Review by Frank Plowright
Many of the problems with this concluding portion adapting the global best seller stem from the original novel. The answer to a sequence of numbers that has allegedly stumped investigators for decades is revealed as something any half-decent investigator would have considered. Then there’s the inexplicable allure of middle-aged journalist Mikael Blomkvist. One can always speculate about the relationship between an author and their lead character, and his bed-hopping isn’t central to the plot, so it continues to puzzle, despite artist Andrea Mutti scrubbing Blomkvist up considerably for the visuals.
This concluding segment is carried considerably more by the art than the first volume, Denise Mina breaking Stieg Larsson’s plot down. As previously Mutti draws the scenes featuring Blomkvist and Leonardo Manco those following investigator Lisbeth Salander, the titular girl with the dragon tattoo, and when they meet scenes are shared.
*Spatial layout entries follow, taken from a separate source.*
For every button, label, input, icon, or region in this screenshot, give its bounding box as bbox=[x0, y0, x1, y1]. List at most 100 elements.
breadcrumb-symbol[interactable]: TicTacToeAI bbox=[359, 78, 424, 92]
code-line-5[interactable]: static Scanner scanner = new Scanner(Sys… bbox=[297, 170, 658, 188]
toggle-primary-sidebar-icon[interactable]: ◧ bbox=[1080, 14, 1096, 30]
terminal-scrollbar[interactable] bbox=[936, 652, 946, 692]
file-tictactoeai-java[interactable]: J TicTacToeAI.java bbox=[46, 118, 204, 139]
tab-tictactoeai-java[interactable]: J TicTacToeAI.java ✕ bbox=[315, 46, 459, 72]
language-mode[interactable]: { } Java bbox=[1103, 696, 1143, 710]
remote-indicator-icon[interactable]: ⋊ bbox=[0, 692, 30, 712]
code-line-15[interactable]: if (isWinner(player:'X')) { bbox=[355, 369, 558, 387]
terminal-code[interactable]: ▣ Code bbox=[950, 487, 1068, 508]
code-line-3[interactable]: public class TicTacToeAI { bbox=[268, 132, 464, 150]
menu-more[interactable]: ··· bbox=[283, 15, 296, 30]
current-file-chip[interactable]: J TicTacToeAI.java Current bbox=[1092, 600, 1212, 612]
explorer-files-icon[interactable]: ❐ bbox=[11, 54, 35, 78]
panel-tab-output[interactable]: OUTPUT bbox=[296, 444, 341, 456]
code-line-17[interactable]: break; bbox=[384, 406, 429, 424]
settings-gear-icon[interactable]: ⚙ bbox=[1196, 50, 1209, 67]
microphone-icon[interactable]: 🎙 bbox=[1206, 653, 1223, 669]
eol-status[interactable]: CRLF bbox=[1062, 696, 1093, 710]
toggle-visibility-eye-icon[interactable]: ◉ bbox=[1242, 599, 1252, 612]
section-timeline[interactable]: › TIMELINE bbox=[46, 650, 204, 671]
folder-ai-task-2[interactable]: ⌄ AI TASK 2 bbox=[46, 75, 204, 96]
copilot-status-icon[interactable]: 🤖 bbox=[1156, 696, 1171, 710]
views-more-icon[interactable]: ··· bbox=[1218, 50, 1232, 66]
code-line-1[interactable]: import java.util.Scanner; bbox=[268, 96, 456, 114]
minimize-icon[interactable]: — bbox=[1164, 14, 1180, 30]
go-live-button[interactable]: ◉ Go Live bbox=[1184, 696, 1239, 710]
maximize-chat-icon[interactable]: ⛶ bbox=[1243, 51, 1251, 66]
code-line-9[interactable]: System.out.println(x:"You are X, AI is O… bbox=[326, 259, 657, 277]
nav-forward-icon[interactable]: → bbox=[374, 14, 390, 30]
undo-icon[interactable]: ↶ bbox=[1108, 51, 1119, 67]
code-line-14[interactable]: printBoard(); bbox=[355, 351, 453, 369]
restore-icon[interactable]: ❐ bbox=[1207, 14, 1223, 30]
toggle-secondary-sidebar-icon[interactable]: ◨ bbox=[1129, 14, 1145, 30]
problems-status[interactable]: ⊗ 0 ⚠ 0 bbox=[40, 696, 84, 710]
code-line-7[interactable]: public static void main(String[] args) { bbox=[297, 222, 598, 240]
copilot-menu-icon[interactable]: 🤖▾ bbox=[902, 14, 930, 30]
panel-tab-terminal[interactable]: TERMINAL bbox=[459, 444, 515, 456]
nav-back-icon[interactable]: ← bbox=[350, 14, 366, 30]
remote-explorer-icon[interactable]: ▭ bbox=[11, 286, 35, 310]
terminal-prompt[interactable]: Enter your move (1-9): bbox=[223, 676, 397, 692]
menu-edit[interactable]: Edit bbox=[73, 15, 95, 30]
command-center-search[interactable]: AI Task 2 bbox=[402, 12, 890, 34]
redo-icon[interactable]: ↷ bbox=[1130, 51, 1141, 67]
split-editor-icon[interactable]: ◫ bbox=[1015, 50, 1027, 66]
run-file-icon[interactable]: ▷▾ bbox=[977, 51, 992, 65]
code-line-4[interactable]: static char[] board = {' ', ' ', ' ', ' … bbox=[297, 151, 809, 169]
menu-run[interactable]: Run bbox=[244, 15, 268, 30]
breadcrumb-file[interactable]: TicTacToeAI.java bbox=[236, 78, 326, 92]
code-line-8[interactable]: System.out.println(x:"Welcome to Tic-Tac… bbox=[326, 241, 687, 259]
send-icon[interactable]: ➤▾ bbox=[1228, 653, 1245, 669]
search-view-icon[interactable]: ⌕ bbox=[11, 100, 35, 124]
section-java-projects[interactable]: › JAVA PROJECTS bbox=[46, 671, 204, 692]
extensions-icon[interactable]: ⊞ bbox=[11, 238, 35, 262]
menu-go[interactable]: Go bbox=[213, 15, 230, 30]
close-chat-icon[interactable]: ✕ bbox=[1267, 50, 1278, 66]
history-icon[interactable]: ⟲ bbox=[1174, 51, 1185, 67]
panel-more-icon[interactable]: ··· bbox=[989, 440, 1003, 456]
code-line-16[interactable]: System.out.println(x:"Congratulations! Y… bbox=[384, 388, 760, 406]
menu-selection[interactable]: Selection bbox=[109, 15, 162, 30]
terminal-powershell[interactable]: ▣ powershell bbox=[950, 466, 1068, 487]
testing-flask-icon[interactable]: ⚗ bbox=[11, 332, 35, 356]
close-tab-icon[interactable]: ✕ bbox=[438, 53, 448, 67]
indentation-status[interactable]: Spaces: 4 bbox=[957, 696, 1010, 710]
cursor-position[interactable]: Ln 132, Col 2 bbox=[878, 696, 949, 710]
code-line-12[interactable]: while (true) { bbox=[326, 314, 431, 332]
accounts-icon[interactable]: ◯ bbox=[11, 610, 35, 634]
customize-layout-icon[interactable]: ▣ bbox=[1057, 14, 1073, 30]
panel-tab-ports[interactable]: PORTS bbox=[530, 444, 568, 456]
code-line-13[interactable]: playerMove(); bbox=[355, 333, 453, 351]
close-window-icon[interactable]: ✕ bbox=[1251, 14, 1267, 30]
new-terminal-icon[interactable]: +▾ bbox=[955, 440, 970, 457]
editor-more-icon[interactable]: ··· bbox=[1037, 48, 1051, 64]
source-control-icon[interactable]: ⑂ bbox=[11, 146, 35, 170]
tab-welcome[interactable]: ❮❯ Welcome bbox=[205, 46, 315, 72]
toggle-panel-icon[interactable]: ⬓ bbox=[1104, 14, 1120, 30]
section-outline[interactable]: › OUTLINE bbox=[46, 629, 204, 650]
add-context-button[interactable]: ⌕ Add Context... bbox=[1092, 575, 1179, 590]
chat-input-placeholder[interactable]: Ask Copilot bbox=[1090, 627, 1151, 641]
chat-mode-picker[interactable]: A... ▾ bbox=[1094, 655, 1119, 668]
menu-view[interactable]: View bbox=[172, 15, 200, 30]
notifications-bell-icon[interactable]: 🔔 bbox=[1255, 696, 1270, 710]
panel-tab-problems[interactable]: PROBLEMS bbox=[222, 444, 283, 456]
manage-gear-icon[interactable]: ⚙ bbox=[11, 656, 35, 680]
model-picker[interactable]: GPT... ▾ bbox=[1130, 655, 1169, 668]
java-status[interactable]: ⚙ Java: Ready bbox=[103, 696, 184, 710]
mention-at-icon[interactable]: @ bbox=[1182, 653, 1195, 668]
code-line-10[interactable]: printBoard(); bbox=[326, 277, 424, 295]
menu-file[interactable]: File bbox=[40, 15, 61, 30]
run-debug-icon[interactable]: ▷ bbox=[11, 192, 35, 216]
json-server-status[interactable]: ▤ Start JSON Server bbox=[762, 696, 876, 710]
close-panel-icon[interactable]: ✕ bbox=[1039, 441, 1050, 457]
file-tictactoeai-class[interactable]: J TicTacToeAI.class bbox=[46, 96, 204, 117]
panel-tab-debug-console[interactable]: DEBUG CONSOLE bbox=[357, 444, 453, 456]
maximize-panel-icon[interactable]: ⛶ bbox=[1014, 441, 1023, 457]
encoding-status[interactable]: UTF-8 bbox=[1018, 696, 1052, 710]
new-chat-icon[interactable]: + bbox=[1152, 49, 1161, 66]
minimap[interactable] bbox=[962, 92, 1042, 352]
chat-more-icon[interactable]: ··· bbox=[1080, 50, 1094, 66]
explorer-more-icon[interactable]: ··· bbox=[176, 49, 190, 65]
Hired to investigate the disappearance of one person, Blomkvist and Salander eventually uncover a string of others missing and track them to someone who’d certainly be top of most readers’ list as culprit for the original case. It’s sordid, deliberately unpleasant, yet, sadly, nothing any regular reader of crime fiction hasn’t read before. Once that’s dealt with the focus returns to the original disappearance and the investigation that inspired corporate chairman Henrik Vanger to hire Blomkvist, and what’s previously been rather a mundane story takes an almighty leap upward in quality. Some of this is down to Mina, whose muddying of the final meeting between Blomkvist and Salander creates a puzzling conclusion consistent with the manner in which she’s portrayed Lisbeth. It’s infinitely preferable to the motivations of her character in the novel.
The choice to use two artists was wrong-headed, but most remaining flaws are merely transposed from Larsson’s work, so over two meaty chunks this seems a credible adaptation. That is until Sylvain Runberg proved what could be done adapting the same material in a European alternative. The series continues with The Girl Who Played With Fire.